# Physically realisable states and spectra

1. Apr 20, 2014

### cooev769

We've been assigned Griffiths QM for undergraduate physics. I don't particularly like it, but anyway.

It says that if the eigenvalues an observable are continuous then the eigenfunctions do not represent physically realisable states. So the eigenfunctions of the hamiltonian are discrete and therefore the stationary states represent real states. But for the position operator for example which must have the eigenfunction of the form g(x)=A dirac delta(x-y), this is continuous and hence is not a physically realisable state.
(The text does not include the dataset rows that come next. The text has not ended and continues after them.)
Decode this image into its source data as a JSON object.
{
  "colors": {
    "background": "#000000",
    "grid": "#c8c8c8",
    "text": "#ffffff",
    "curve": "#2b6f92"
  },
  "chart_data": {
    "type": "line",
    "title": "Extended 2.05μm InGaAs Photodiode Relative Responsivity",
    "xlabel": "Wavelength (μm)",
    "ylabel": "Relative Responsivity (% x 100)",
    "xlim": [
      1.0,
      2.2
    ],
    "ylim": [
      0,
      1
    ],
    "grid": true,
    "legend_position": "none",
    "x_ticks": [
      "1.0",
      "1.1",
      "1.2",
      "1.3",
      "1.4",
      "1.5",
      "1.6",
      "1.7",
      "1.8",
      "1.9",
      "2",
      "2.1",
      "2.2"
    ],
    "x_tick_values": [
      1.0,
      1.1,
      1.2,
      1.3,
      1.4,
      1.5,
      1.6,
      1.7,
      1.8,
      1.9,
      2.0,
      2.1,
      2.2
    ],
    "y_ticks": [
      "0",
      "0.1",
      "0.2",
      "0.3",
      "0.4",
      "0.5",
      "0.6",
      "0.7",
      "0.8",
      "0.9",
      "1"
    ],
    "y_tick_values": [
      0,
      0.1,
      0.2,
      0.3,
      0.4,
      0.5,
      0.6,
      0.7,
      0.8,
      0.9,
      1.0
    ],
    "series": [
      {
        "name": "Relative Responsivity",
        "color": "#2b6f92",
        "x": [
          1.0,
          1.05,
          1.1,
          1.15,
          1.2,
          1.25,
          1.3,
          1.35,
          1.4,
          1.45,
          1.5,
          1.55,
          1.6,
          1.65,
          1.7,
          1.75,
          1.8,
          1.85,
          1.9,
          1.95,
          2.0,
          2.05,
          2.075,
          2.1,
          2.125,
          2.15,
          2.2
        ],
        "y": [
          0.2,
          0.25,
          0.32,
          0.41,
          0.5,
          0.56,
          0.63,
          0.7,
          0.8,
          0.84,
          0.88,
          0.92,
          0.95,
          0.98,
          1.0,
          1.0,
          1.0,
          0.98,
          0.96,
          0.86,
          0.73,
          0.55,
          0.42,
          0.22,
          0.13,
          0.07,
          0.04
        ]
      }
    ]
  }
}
But I thought when you make a measurement on a wave function is collapses to exactly that the dirac delta function, which would indicate this does actually occur physically. Or does this just say that this is not a physically realisable wave function given it is not dependent on time and just sits there as at a point for all eternity?

Haha thanks.

2. Apr 20, 2014

### WannabeNewton

I couldn't understand most of what you tried to elucidate but the reason Griffiths says eigenstates of observables with continuous spectrum, for a given system, are not physically realizable is they might not be normalizable under the Hilbert space norm as is the case for the momentum eigenstates of a free particle for example. It's not really a problem in practice because we can either extend our space to a Rigged Hilbert space (http://arxiv.org/pdf/quant-ph/0502053v1.pdf) in order to accommodate these "generalized eigenfunctions" that are not normalizable under the Hilbert space norm, or we can just use box normalization (http://csma31.csm.jmu.edu/physics/giovanetti/quantum/Normmomentum.htm) and avoid the Dirac delta functions altogether.

3. Apr 20, 2014

### Matterwave

The delta-function distribution for x is certainly a idealization. Physically it is impossible to have 0 uncertainty in any measurement which can yield a continuity of results. If my observable O can have eigenvalues in a continuum, say [-1, 1] for simplicity, I can't physically choose out 1 (and exactly 1) number from that because a single number is of zero measure, and the probability of getting that number is 0 (almost 0? I'll let a mathematician figure that one out). We can only constrain the value to some range O=[o-do,o+do], so we will get a sum of eigenfunctions, rather than one eigenfunction itself.

4. Apr 21, 2014

### bhobba

The QM space isn't really a Hilbert space as some texts will tell you. It can be treated that way but most physicits, for practical reasons, use what is called a Rigged Hilbert Space. The physically reliazeable functions are all nice ie are continuously differentiable, vanish at infinity etc. For convenience this is extended to include linear functionals defined on such functions, and the Dirac delta function is such an object. It isn't really a function, but to any desired degree of accuracy can be approximated by a legit function with all the nice properties of the physically realisable functions. It's sort of like in calculus treating dx etc as very small actual numbers. You can go a long way doing that and just like in calculus you defer the correct treatment until later best to defer what's going on here.

When you feel the urge get some books on Didtribution theory to understand the proper treatment.

Thanks
Bill

Last edited: Apr 21, 2014
5. Apr 21, 2014

### cooev769

6. Apr 23, 2014

### Jano L.

Understandable, in light of the widespread teaching of the rule that says "upon measurement, the $\psi$ function instantaneously changes into eigenfunction of the operator that corresponds to the measurement". The coordinate operator $x$ does not have regular eigenfunctions, which is why you have stumbled upon this. The resolution is, the rule is not valid in the case of measurement of position. As above posters say, there is no such thing as measurement that will give you value of the coordinate with absolute accuracy - there is always some uncertainty. The mathematical aspect of this is also interesting: since there is no function $\psi$ that would obey $|\psi(x)|^2 = \delta(x-x_0)$, the theory of $\psi$ functions and the Born rule for $|\psi|^2$ is not capable to work with localized probability distributions.

7. Apr 23, 2014

### cooev769

Jano thank you very much. Made it very clear. So basically humans suck at measuring stuff.